Less than a mile to the east of Stanwick was Carlton Hall, where the late Pat Anderson discovered an icehouse beside the Aldbrough Beck about 15 years ago. In the 18th Century, Carlton Hall was the home of the Pulleine family in the 18th Century, but was it rebuilt by Richmond MP Samuel Barrett Moulton Barrett after he arrived in June 1814. He was the uncle of Elizabeth Barrett Browning, and he owned 1,100 slaves in Jamaica – but he was a more enlightened slaveowner, abolishing the whip and building houses, schools and churches for them.

He died on Cinnamon Hill in Jamaica in 1837, near Montego Bay, where he had a home. Much of his home in Carlton was demolished in 1919, but the icehouse survived.

Just about.

Pat reported in 2005 that “it has a handsome little portico and passageway but it is slowly being strangled by ivy and an enormous sycamore”. Let’s hope it survives.

ANY info, thoughts or photographs concerning any icehouses is very welcome. Please email

How was the ice in the icehouse used?

The ice itself was not consumed, unsurprisingly given its likely contamination in the underground chamber, but its coldness was, as this recipe for raspberry ice cream shows. It comes from a book published in Newcastle in 1772 entitled The Complete House-Keeper and Professed Cook Calculated for the Greater Ease and Assistance of Ladies, House-Keepers, Cooks &c, &c. It was written by Mary Smith, the housekeeper to Sir William Blackett at Wallington Hall, near Morpeth.

She urges cooks not to allow the ice to get into the ice cream, but she quite happily advises them to let the ice cream set in lead moulds. Please do not try this at home.

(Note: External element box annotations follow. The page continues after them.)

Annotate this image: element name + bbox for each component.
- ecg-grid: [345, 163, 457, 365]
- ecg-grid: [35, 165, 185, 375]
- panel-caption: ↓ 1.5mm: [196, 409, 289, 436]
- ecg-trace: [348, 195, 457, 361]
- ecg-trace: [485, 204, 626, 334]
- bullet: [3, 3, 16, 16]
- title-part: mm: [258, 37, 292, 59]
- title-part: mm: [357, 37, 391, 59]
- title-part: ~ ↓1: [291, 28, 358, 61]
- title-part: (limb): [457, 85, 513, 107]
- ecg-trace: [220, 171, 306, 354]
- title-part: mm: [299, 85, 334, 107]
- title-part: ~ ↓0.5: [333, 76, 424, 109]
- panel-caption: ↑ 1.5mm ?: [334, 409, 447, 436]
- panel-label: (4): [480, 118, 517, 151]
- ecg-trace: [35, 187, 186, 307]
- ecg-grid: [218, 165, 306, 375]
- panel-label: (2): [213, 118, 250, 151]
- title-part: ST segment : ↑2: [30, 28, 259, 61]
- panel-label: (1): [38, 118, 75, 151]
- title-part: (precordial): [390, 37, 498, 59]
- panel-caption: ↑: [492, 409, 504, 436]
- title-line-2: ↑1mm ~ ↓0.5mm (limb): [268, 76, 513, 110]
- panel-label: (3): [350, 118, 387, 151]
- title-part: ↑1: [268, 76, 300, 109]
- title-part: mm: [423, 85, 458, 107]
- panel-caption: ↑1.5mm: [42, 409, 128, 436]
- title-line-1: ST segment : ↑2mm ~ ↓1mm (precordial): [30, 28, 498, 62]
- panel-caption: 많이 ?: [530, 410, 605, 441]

  • Mix half a pound of rasp jam in a pint of thick cream, add to it half a teaspoonful of prepared cochineal to give it a fine colour
  • Strain it through a sieve to take out the seeds, and put it into a tin or lead mould that has a close cover and will hold two quarts, which is generally called an icewell
  • Then put it into a pail of broken ice, with a good deal of salt in it. Work the mould round for half an hour, and keep the ice close to the sides of it
  • Take off the cover, and take great care that you do not let any of the salt or ice get into it, or it will spoil the cream. Stir it from the edges of the mould, and do so till all the cream is frozen up
  • Then put it into a fluted lead mould that will hold a pint, put a piece of paper over it, put the cover close on, set it in the middle of a pail, with ice and salt under and over it, and let it stand among the ice for two or three hours, to grow stiff. When you want it, dip the moulds in cold water, turn it out on a plate, and serve it up with desert after dinner.